ABSTRACT

As former Confederates negotiated the processes of reconciling and reuniting with the United States in the years immediately following Confederate defeat, they envisioned their national Reconstruction as part of a larger international debate over the meaning of nations and nationhood. During the early years of Reconstruction, elite white southern analysts drew on their knowledge of the many nationalist revolutions in nineteenth-century Europe to place American Reconstruction within an international context. This broader international context, including both successful and failed attempts at nation-building in Europe, provided much-needed guidance for former Confederates in navigating the process of American national reconciliation. In particular, former Confederates drew comparisons between the defeated Confederacy and defeated nations in Europe to direct Reconstruction by placing boundaries around acceptable actions on the part of the North. By dramatizing examples of failed attempts at subjugating aspiring nations in Europe, former Confederates argued that national reconciliation must respect the rights and desires of white southerners or it would fail.
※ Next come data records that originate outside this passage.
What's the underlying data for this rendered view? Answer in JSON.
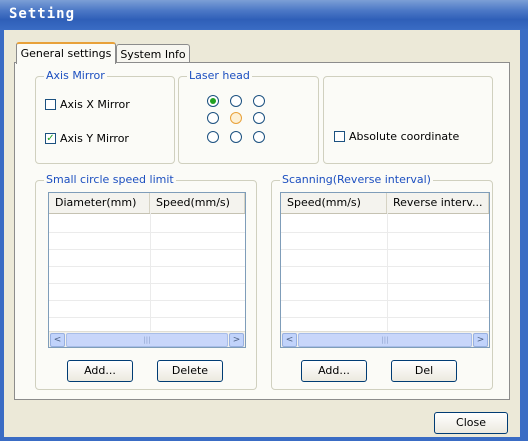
{
  "window": {
    "title": "Setting"
  },
  "tabs": [
    {
      "label": "General settings",
      "active": true
    },
    {
      "label": "System Info",
      "active": false
    }
  ],
  "axis_mirror": {
    "legend": "Axis Mirror",
    "x_mirror": {
      "label": "Axis X Mirror",
      "checked": false
    },
    "y_mirror": {
      "label": "Axis Y Mirror",
      "checked": true
    }
  },
  "laser_head": {
    "legend": "Laser head",
    "selected_index": 0,
    "hover_index": 4
  },
  "absolute_coordinate": {
    "label": "Absolute coordinate",
    "checked": false
  },
  "small_circle": {
    "legend": "Small circle speed limit",
    "columns": [
      "Diameter(mm)",
      "Speed(mm/s)"
    ],
    "rows": [],
    "add_label": "Add...",
    "delete_label": "Delete"
  },
  "scanning": {
    "legend": "Scanning(Reverse interval)",
    "columns": [
      "Speed(mm/s)",
      "Reverse interv..."
    ],
    "rows": [],
    "add_label": "Add...",
    "del_label": "Del"
  },
  "footer": {
    "close_label": "Close"
  },
  "colors": {
    "title_bar": "#2f5fb8",
    "legend_text": "#1c4fc0",
    "dialog_bg": "#ece9d8",
    "check_mark": "#21a121",
    "tab_highlight": "#e8a13a"
  }
}
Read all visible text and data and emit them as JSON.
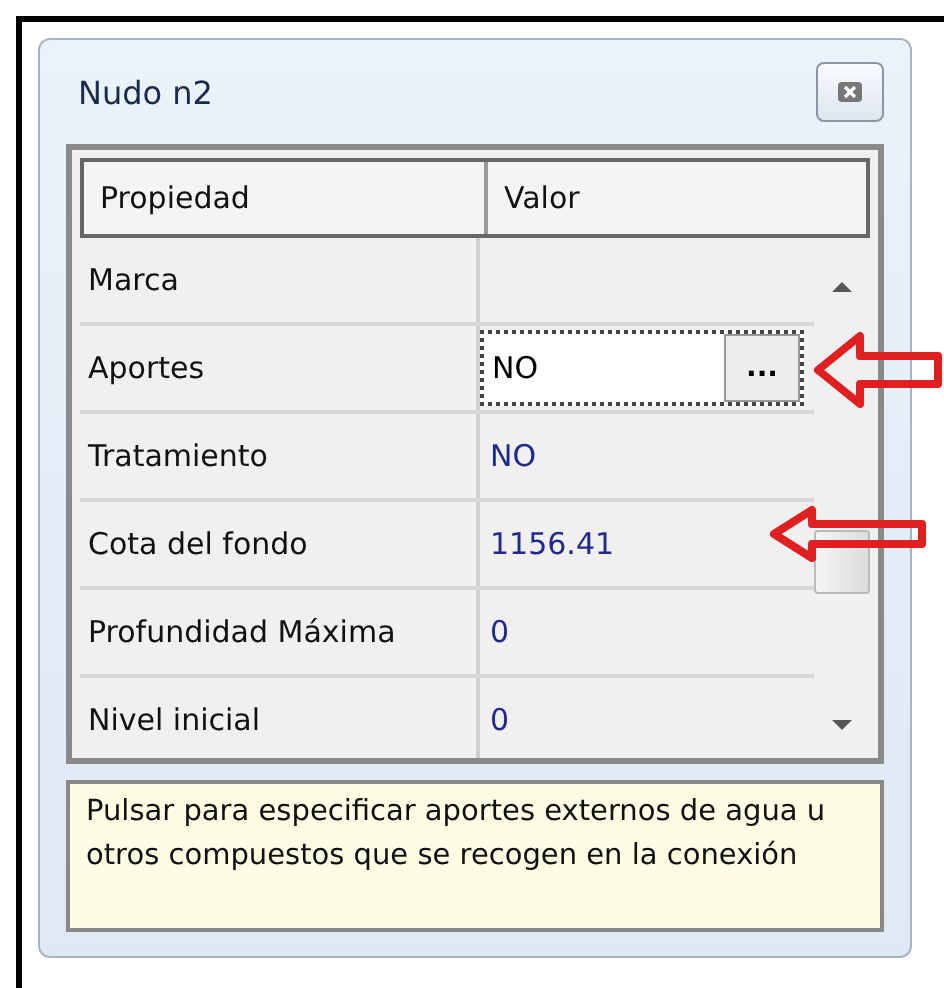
{
  "window": {
    "title": "Nudo n2"
  },
  "table": {
    "columns": [
      "Propiedad",
      "Valor"
    ],
    "rows": [
      {
        "property": "Marca",
        "kind": "text"
      },
      {
        "property": "Aportes",
        "value": "NO",
        "kind": "editor",
        "button": "..."
      },
      {
        "property": "Tratamiento",
        "value": "NO",
        "kind": "text"
      },
      {
        "property": "Cota del fondo",
        "value": "1156.41",
        "kind": "text"
      },
      {
        "property": "Profundidad Máxima",
        "value": "0",
        "kind": "text"
      },
      {
        "property": "Nivel inicial",
        "value": "0",
        "kind": "text"
      }
    ]
  },
  "hint": "Pulsar para especificar aportes externos de agua u otros compuestos que se recogen en la conexión"
}
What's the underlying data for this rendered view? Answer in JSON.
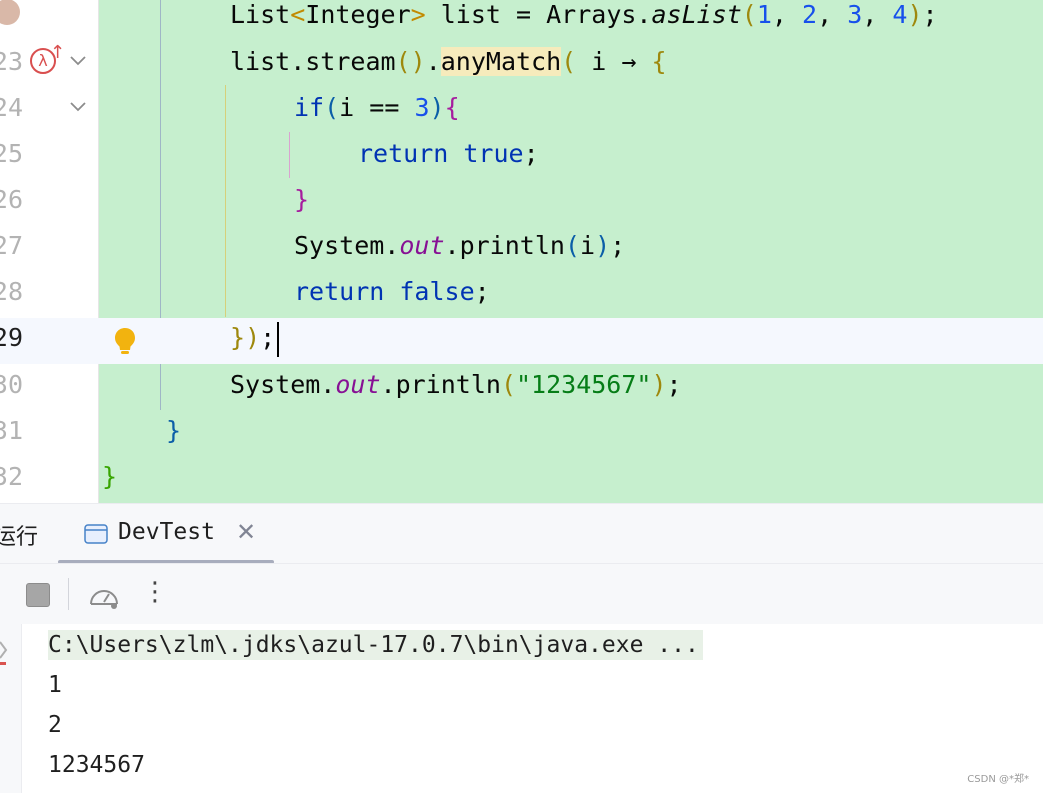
{
  "editor": {
    "lines": [
      {
        "num": "",
        "id": "line-22"
      },
      {
        "num": "23",
        "id": "line-23"
      },
      {
        "num": "24",
        "id": "line-24"
      },
      {
        "num": "25",
        "id": "line-25"
      },
      {
        "num": "26",
        "id": "line-26"
      },
      {
        "num": "27",
        "id": "line-27"
      },
      {
        "num": "28",
        "id": "line-28"
      },
      {
        "num": "29",
        "id": "line-29"
      },
      {
        "num": "30",
        "id": "line-30"
      },
      {
        "num": "31",
        "id": "line-31"
      },
      {
        "num": "32",
        "id": "line-32"
      }
    ],
    "tokens": {
      "l22": {
        "a": "List",
        "b": "<",
        "c": "Integer",
        "d": ">",
        "e": " list = Arrays.",
        "f": "asList",
        "g": "(",
        "h": "1",
        "i": ", ",
        "j": "2",
        "k": ", ",
        "l": "3",
        "m": ", ",
        "n": "4",
        "o": ")",
        "p": ";"
      },
      "l23": {
        "a": "list.stream",
        "b": "()",
        "c": ".",
        "d": "anyMatch",
        "e": "(",
        "f": " i ",
        "g": "→",
        "h": " ",
        "i": "{"
      },
      "l24": {
        "a": "if",
        "b": "(",
        "c": "i ",
        "d": "==",
        "e": " ",
        "f": "3",
        "g": ")",
        "h": "{"
      },
      "l25": {
        "a": "return",
        "b": " ",
        "c": "true",
        "d": ";"
      },
      "l26": {
        "a": "}"
      },
      "l27": {
        "a": "System.",
        "b": "out",
        "c": ".println",
        "d": "(",
        "e": "i",
        "f": ")",
        "g": ";"
      },
      "l28": {
        "a": "return",
        "b": " ",
        "c": "false",
        "d": ";"
      },
      "l29": {
        "a": "}",
        "b": ")",
        "c": ";"
      },
      "l30": {
        "a": "System.",
        "b": "out",
        "c": ".println",
        "d": "(",
        "e": "\"1234567\"",
        "f": ")",
        "g": ";"
      },
      "l31": {
        "a": "}"
      },
      "l32": {
        "a": "}"
      }
    },
    "gutter_icons": {
      "lambda_label": "λ",
      "arrow_label": "↑"
    },
    "colors": {
      "background": "#c6efce",
      "current_line": "#f5f8fe",
      "keyword": "#0033b3",
      "number": "#1750eb",
      "string": "#067d17",
      "static_field": "#871094"
    }
  },
  "tool_window": {
    "run_label": "运行",
    "tab_label": "DevTest",
    "close_glyph": "✕",
    "more_glyph": "⋮"
  },
  "console": {
    "lines": [
      "C:\\Users\\zlm\\.jdks\\azul-17.0.7\\bin\\java.exe ...",
      "1",
      "2",
      "1234567"
    ]
  },
  "watermark": "CSDN @*郑*"
}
Similarly, by dramatizing examples of what white southerners considered to be tyrannical actions against aspiring nations in Europe, white southerners argued that any attempts by the North to limit the rights of white southerners, humiliate white southerners, or grant rights to black southerners would constitute European-style tyranny. Through an international perspective, then, former Confederates sought to shape Reconstruction in accordance with their own goals for national reconciliation.